Today, #ALPHA processed a trading volume of 150,000, earning 262 points.

The market is looking better and better. Because $QAIT had a big gain of over 500 USDT, attracting more than 100,000 traders back.

$BNB is also continuously providing good news, with updates on US stock trading coming tomorrow.

My long position, which was over 1200 trapped, is about to be freed.

Last night, I wanted to check if there were any recent updates on #OpenLedger , and ended up staying up until 2 AM.

To be honest, when I first got involved with $OPEN , I was totally drawn in by the AI hype. I thought it was just another way to milk retail investors. Back then, everyone was talking about Agents, models, and computing power, and it felt like any project with 'AI' in its name could see its valuation skyrocket.

But after going through the white paper again, I realized I might have been looking at it all wrong.

I always thought OpenLedger was building an AI public chain, but I found out that the real issue they're trying to tackle is much more fundamental.

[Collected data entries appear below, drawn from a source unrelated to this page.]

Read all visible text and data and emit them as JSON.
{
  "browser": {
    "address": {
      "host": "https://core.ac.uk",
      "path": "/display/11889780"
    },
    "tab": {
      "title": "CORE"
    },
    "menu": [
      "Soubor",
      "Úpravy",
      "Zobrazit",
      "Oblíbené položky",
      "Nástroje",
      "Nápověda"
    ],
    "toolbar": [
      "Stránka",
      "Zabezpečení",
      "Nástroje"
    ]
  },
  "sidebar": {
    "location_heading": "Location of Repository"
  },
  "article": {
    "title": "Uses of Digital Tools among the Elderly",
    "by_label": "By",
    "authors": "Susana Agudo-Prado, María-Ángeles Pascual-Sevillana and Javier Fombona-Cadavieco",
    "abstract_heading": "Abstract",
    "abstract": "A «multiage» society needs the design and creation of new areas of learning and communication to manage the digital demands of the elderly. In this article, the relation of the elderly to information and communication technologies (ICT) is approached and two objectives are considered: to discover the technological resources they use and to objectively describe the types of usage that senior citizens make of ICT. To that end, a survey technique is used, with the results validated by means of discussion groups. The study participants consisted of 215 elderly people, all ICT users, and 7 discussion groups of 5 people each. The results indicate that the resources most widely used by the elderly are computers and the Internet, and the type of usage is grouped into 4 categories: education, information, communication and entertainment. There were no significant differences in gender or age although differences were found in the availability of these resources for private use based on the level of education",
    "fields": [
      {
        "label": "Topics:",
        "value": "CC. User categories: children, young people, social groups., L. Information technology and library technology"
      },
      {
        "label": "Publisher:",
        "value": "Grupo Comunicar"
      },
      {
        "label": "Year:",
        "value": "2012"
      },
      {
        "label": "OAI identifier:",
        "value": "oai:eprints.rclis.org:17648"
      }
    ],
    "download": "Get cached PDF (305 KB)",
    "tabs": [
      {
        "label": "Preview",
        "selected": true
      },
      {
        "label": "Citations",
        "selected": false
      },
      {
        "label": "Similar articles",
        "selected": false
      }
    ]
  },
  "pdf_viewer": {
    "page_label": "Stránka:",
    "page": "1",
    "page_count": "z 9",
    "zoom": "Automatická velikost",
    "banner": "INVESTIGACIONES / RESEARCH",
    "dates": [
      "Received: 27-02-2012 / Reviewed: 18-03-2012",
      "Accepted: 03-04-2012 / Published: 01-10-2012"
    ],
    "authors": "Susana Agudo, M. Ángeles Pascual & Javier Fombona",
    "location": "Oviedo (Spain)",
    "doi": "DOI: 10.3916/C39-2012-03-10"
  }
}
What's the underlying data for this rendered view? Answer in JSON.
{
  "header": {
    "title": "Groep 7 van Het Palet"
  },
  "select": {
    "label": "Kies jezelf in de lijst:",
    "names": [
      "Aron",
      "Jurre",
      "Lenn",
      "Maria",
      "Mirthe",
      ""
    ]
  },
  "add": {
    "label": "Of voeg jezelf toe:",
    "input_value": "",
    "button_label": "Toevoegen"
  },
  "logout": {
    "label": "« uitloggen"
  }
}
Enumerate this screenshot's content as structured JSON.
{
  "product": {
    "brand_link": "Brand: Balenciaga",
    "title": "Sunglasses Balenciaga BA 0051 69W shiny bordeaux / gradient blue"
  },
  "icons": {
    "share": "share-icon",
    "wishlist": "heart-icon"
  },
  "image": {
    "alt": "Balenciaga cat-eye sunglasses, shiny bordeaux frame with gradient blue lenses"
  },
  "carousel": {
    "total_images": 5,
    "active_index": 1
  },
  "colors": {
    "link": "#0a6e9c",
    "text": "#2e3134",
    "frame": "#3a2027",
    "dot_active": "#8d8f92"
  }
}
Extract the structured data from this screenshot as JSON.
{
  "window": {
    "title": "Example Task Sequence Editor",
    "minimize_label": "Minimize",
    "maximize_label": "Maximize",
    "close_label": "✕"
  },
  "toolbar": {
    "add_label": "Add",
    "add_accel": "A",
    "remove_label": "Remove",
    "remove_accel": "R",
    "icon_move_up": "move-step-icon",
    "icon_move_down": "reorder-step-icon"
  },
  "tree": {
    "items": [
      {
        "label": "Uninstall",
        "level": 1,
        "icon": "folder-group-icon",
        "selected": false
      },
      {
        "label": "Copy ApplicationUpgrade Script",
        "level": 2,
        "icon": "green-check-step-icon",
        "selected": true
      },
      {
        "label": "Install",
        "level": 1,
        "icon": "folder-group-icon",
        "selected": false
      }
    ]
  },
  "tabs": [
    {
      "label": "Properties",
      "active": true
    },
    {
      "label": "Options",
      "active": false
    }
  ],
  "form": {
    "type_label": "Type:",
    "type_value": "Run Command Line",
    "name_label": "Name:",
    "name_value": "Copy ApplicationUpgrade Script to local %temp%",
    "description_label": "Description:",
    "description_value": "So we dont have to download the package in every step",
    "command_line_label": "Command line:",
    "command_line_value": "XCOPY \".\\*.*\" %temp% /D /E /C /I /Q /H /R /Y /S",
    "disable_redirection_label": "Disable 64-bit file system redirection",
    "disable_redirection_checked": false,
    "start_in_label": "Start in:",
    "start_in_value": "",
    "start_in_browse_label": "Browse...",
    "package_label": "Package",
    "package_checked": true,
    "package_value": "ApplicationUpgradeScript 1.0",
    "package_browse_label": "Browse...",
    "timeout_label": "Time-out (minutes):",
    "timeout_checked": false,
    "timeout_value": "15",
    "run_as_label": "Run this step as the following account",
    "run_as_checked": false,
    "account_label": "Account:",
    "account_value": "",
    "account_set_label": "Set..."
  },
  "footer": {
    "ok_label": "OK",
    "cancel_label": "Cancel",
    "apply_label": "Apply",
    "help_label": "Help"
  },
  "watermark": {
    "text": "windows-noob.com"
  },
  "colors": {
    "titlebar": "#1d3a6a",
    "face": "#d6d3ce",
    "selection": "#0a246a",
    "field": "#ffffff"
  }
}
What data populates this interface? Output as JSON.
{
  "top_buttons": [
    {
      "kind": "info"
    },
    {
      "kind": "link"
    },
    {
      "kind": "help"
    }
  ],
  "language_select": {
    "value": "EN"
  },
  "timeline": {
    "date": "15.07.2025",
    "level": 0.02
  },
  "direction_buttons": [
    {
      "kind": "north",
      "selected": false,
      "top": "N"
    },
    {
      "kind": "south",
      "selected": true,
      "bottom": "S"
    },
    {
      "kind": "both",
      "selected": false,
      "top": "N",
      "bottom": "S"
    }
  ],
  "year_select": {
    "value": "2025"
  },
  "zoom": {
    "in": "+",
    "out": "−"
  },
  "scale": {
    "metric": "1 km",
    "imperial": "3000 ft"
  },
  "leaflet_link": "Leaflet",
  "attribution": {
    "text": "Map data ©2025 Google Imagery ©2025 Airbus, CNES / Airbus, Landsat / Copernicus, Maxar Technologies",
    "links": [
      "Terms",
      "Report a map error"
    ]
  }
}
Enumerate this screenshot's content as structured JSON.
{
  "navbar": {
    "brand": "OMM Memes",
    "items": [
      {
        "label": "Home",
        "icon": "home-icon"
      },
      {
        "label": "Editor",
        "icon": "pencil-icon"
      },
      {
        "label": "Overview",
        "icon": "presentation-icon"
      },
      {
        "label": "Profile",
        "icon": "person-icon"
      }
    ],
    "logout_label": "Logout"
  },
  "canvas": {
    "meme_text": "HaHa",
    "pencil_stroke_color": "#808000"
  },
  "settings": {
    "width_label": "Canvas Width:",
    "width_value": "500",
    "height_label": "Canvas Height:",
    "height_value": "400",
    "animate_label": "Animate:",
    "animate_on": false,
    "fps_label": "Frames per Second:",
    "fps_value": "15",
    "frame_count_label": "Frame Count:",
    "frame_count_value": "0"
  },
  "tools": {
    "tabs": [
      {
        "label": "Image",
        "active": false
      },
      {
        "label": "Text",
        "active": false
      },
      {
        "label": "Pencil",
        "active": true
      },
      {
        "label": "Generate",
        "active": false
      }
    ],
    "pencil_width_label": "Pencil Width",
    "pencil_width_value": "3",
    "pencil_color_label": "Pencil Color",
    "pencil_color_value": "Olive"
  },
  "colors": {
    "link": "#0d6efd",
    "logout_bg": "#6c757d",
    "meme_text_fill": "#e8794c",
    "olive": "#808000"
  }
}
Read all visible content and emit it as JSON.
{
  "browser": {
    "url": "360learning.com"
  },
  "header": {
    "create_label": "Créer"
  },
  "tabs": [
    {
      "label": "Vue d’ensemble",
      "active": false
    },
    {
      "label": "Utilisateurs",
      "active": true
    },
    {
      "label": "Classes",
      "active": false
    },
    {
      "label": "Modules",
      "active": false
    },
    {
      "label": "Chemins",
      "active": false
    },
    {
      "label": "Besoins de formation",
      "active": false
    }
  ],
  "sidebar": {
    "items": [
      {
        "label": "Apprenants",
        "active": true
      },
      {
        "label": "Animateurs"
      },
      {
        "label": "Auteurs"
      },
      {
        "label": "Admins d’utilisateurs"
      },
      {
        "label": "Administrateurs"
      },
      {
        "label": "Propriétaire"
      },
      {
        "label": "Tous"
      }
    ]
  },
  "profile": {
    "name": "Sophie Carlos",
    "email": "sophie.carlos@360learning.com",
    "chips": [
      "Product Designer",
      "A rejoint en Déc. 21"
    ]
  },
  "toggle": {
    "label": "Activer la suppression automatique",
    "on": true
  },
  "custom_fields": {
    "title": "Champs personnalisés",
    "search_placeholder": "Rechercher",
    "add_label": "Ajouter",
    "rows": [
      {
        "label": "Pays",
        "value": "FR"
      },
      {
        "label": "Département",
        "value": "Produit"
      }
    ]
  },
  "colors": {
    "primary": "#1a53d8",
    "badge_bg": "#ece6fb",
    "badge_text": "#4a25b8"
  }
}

Many people haven’t noticed that the most awkward part of the AI industry right now isn’t the models being weak, but rather the issue of who creates value and whether they actually get to reap the rewards.

Here’s a simple example.
An AI answering questions might rely on tens of thousands of data sources, dozens of training datasets, and countless contributions from creators.
In the end, it’s the model company that profits.

What about the data providers? No one knows. It’s unfair! Was it all for nothing?

Simply put, what the AI industry is really lacking right now might not be models, but rather the people who keep track of contributions.

After reading this, I suddenly understood why OpenLedger emphasizes Attribution so much.
I realized the essence of it is just one thing: those who contribute value should receive the benefits.

Last year, I researched quite a few AI projects, most of them talking about how many users, how many Agents, and how much usage there would be in the future.

@OpenLedger is studying something different.
If there really are billions of AI calls in the future, how will that money be distributed?

This perspective is actually quite rare.
One detail I found during my research is that they’ve been working on the data layer since the testnet, not just focusing on models.

It’s a bit like when DeFi was at its peak, and everyone was chasing yields, only to find that many protocols were reliant on oracles in the end.
I still have a portion of OPEN in my bag. Let’s see if it surprises me!